Книги

Суд над колдуном

22
18
20
22
24
26
28
30

Глянул дьяк на Афоньку, тот весь так и задрожал, даже зубы во рту застучали.

— Государь милостивый! — взмолился он. — Сирота я бесталанный! Помилуй ты меня, холопа твоего! Не вели казнить!

— Как все подлинно скажешь, как попу на духу, так и не казнят тебя, — сказал Алмаз Иванов.

— Все скажу, государь милостивый! Как на духу, — торопился Афонька.

— Ну, говори. Ворожил Ондрейка, порчу насылал, зелье колдовское варивал? Кости человечьи у себя в горнице держивал? — спрашивал дьяк.

— Варивал, государь, зелье. Не сказывал мне в те поры, что колдовское. Кабы ведал я, ох, и к печи б не подошел. — Афонька задергал руками, да они были крепко связаны. Слезы так и бежали у него по лицу. — Помилуй меня, государь!.. И кости человечьи у его, государь, были. Ворожей он, государь. А меня по неразумию моему… Как я сирота горький…

Алмаз Иванов опять начал сердиться.

— Сказывай, какие наговоры Ондрейка приговаривал, как порчу насылал, — сказал он.

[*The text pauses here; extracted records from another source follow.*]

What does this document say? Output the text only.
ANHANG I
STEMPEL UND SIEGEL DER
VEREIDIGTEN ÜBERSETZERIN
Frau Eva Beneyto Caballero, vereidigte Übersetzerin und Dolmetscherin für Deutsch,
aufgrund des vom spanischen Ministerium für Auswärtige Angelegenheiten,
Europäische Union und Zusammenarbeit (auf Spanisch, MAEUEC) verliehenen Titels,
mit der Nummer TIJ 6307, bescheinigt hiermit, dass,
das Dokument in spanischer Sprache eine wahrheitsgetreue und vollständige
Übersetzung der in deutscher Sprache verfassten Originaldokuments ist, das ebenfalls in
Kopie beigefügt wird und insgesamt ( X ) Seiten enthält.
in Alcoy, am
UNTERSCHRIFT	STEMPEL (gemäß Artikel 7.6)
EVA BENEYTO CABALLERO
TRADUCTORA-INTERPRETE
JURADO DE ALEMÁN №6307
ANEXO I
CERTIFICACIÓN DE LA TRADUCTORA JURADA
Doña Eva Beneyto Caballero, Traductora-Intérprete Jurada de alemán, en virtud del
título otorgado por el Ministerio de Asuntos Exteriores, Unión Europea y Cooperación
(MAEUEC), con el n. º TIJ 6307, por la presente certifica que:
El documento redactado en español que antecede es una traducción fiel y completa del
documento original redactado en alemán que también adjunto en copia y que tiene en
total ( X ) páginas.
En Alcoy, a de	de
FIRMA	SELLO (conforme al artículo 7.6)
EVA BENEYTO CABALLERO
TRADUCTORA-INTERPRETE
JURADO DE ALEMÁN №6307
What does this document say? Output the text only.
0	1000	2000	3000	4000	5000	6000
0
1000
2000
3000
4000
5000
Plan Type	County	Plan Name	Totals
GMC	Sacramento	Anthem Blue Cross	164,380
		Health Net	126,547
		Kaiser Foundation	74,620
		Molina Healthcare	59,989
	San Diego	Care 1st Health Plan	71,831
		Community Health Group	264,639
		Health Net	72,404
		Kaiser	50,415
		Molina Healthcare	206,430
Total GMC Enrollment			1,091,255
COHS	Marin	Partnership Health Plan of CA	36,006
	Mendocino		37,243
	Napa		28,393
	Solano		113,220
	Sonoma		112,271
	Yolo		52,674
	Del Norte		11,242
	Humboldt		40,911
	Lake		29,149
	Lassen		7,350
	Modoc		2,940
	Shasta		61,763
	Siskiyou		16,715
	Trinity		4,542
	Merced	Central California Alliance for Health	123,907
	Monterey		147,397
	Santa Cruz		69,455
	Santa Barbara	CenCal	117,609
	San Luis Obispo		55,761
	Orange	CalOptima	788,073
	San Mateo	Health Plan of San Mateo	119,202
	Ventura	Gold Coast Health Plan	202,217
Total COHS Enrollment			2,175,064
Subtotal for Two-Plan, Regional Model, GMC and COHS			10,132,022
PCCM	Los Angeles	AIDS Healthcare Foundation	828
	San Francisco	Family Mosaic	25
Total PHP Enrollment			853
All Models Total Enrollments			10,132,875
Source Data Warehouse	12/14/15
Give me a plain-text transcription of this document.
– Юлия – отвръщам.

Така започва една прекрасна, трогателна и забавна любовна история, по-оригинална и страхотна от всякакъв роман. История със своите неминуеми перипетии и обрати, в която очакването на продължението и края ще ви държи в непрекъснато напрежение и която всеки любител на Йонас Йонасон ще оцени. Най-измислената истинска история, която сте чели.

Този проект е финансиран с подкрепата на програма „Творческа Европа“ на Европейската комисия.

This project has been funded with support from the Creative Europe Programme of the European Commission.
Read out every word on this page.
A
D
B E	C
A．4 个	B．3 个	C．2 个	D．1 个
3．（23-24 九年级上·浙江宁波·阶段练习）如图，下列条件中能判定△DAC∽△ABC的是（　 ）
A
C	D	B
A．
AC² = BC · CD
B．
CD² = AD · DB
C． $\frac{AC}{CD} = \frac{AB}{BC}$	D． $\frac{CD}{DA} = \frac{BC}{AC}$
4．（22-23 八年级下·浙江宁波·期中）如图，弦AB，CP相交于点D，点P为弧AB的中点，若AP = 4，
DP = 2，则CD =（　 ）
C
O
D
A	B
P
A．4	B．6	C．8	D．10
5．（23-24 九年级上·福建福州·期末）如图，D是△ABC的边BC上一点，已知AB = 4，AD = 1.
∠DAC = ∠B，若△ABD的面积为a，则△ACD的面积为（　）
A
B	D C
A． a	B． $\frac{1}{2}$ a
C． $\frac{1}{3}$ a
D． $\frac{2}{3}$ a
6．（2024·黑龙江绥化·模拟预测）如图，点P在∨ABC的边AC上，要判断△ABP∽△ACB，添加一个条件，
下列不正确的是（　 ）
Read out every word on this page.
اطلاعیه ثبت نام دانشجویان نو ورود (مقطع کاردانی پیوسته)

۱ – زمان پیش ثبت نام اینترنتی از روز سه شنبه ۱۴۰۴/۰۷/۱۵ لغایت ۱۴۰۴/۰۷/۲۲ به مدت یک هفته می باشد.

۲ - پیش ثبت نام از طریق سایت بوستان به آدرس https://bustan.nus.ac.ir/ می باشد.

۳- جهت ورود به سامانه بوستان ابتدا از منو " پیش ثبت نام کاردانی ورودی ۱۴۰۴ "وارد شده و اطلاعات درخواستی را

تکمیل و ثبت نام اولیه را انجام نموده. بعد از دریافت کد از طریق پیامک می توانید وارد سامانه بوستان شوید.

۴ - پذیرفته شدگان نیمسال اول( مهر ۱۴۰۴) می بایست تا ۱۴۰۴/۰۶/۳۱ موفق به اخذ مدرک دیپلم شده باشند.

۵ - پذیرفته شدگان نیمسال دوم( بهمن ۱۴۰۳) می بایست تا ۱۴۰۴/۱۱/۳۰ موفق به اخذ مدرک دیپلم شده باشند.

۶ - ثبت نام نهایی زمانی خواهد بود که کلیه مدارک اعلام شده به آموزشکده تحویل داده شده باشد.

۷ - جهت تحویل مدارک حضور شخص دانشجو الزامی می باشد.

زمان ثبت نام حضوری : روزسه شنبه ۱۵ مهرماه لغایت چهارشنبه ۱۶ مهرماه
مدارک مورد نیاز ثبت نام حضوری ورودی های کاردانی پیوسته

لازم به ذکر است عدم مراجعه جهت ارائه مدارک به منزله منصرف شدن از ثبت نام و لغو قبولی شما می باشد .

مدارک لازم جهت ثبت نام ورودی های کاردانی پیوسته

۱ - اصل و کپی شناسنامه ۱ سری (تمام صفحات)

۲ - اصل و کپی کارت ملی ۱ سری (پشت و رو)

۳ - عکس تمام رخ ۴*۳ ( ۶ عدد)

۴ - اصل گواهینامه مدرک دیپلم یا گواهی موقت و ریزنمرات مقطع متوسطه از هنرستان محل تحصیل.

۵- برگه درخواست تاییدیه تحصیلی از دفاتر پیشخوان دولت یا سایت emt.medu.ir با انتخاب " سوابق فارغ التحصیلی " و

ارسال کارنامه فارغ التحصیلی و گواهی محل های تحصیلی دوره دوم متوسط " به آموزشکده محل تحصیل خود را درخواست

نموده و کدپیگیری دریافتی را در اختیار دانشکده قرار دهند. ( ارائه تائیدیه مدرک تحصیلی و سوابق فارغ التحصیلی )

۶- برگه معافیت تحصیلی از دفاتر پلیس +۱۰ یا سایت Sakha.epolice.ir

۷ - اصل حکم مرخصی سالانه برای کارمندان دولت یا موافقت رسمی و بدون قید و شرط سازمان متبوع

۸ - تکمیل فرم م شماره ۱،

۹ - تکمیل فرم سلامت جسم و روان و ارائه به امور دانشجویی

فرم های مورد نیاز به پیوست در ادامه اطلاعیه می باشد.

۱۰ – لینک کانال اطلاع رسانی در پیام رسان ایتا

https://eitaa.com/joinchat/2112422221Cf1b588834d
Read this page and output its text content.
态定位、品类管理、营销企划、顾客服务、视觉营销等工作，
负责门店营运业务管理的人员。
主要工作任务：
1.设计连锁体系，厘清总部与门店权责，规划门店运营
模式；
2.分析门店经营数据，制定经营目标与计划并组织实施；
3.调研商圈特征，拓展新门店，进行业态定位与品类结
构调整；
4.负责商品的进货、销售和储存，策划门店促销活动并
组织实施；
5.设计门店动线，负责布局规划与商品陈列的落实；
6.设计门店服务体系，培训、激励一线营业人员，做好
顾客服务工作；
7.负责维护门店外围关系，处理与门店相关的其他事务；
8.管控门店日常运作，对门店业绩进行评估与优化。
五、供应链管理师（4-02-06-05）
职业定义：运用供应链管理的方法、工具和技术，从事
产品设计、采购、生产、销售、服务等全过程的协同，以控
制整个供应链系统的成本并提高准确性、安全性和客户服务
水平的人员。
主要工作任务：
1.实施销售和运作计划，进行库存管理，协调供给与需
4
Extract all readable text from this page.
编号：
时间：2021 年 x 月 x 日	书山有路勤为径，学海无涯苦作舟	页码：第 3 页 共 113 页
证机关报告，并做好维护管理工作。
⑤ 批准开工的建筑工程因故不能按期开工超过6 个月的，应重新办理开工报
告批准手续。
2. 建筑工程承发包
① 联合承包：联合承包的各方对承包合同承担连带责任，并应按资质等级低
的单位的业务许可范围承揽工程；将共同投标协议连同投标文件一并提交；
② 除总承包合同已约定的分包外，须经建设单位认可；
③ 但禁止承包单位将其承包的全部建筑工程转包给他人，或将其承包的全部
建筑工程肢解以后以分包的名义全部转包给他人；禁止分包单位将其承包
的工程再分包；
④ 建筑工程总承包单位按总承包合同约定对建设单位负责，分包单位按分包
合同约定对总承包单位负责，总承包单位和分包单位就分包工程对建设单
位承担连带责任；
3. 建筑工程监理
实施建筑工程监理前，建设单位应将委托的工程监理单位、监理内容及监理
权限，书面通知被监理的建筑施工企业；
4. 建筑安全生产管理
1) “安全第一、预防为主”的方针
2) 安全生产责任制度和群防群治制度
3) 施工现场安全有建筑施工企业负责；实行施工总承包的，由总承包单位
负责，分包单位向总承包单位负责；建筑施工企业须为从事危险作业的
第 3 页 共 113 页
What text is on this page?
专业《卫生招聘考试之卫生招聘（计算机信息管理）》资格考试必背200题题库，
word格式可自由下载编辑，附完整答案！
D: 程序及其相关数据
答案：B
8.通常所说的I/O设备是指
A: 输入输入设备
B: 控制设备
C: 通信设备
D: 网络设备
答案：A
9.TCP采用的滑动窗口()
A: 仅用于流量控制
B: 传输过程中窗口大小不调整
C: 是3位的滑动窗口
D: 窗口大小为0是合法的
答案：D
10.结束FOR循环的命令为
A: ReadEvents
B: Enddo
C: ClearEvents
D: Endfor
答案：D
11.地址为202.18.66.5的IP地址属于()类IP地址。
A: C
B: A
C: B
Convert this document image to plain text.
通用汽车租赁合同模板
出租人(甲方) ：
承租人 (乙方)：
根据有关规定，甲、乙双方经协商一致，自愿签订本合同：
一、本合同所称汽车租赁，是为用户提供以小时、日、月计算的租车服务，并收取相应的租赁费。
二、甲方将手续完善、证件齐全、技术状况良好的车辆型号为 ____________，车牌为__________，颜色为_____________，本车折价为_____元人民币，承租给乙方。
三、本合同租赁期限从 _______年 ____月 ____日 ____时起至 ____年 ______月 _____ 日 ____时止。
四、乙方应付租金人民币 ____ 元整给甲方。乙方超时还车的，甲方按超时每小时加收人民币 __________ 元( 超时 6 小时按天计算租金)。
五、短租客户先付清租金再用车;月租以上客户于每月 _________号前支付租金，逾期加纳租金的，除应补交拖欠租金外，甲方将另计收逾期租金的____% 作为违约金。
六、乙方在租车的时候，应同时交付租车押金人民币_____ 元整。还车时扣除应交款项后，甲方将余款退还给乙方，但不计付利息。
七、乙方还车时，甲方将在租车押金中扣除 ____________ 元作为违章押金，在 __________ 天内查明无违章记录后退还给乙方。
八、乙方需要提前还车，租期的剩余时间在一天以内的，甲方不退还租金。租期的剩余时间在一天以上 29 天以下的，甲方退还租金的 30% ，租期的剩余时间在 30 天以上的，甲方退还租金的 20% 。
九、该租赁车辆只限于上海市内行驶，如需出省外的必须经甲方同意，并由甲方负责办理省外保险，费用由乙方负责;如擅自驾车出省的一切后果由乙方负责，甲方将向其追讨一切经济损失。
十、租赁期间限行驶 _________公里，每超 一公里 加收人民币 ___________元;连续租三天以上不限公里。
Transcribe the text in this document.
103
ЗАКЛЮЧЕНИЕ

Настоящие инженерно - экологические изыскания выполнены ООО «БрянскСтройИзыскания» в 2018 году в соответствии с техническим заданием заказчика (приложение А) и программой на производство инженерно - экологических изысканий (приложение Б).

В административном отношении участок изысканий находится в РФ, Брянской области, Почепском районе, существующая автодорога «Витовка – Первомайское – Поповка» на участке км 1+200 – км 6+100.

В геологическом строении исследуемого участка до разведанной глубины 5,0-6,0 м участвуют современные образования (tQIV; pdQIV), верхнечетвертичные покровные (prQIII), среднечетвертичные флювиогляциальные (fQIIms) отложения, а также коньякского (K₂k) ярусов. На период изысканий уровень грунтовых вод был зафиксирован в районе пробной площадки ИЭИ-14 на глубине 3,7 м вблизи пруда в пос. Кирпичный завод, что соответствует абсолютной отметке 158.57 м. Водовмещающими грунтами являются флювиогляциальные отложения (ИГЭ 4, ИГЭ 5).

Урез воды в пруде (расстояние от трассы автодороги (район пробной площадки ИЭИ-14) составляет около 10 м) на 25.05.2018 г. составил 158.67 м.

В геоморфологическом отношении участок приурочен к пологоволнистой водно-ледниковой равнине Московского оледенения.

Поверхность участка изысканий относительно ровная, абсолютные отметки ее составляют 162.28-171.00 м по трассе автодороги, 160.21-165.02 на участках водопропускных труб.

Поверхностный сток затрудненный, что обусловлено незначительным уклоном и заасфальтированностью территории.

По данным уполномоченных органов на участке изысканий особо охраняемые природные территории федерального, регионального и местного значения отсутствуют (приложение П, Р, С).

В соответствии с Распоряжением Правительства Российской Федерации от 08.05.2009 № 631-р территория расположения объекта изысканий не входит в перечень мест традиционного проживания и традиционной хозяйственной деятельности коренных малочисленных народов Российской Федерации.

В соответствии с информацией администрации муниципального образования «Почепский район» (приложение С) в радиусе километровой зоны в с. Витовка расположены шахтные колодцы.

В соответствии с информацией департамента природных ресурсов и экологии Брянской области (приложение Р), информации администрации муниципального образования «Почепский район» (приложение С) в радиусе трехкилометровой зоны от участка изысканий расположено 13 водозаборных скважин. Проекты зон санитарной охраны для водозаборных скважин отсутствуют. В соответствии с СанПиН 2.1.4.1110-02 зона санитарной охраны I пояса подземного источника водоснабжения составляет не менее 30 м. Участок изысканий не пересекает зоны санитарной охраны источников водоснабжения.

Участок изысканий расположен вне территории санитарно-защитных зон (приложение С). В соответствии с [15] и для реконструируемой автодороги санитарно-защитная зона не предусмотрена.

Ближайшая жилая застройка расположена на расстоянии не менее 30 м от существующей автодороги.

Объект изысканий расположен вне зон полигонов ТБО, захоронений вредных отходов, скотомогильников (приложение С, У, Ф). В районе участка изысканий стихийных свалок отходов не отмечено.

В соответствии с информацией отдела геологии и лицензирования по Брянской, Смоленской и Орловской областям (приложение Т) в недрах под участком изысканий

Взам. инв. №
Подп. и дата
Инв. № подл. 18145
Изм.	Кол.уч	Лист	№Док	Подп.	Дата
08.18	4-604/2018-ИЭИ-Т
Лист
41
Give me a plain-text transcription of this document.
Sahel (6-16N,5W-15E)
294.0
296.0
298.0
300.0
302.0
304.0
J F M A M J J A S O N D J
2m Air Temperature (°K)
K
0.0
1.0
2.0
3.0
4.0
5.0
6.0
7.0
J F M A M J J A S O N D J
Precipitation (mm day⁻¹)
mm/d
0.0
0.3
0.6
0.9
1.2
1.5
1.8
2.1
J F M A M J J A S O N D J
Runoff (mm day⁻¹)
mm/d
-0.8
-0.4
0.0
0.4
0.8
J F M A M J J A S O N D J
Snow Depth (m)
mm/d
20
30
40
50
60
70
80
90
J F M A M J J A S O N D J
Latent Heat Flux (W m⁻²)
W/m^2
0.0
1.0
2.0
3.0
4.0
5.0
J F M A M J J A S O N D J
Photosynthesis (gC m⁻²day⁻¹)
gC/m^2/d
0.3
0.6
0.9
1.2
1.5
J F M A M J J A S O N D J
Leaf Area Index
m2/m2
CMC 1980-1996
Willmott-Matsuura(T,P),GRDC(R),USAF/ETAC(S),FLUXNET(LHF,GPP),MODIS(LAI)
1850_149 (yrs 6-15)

— Скажу, государь, не гневись лишь. — Афонька еще сильней задрожал. — «Стану я… на дерево… горюч-камень… Пойду я… на море-окиян… И как оно сохнет, чахнет… Помилуй, государь, запамятовал я…

— Ладно, — сказал Алмаз Иванов. — А то памятуешь, что те наговоры Ондрейка приговаривал, как зелье варил, да порчу насылал?

— Памятую, государь, памятую…

— Афонька! — крикнул вдруг Ондрейка. — Побойся ты бога!

— Молчи, вор Ондрейка, — закричал на него дьяк. — Ведаем мы ноне про все твое ведовство и колдовство. И про смертное убойство ведаем. Не поспела, знать, твоя жонка послухов накупить. Сыщем и про твое умышленье на государское здоровье. Быть тебе, Ондрейка, в срубе сожженным. — Бориско, — обратился дьяк к подъячему. — Всех приводных людей за караулом держать. Домой никого не пущать.

— А квас-от мой, государь, как же?.. — крикнул было Прошка, но стрельцы уже гнали всех в заднюю дверь.

— Чуешь, Юрий Ондреич, каков малый-то! — сказал дьяк, как за приводными людьми закрылась дверь. — Горюном прикинулся, а выходит самый злой вор и богоотступник. И убойца смертный! А у князь Никиты-то Одоевского с им добрая по̀знать была. Я для князя опросный лист приготовил. Когда государь назначил боярам допрос ему чинить?

— А я, Иваныч, тово, путем-то государя не спрошал. Смутен больно ноне государь. Да ты не сумлевайся. Ноне же поговорю государю. Завтра аль бо после завтрава и позовем князь Никиту. И тебя я в те поры вверх[50] возьму.

— И Фынгаданова дохтура допросить бы надо поскорея для того, как Ондрейка на государское здоровье умышлял.

— Про дохтура-то я сказывал. То не ближний боярин. Государь дозволил Фынгаданова в Приказе допросить. Тебе лишь молвить запамятовал я.

— Ин ладно. Допрошу немца, Юрий Ондреич, и тебе доложу.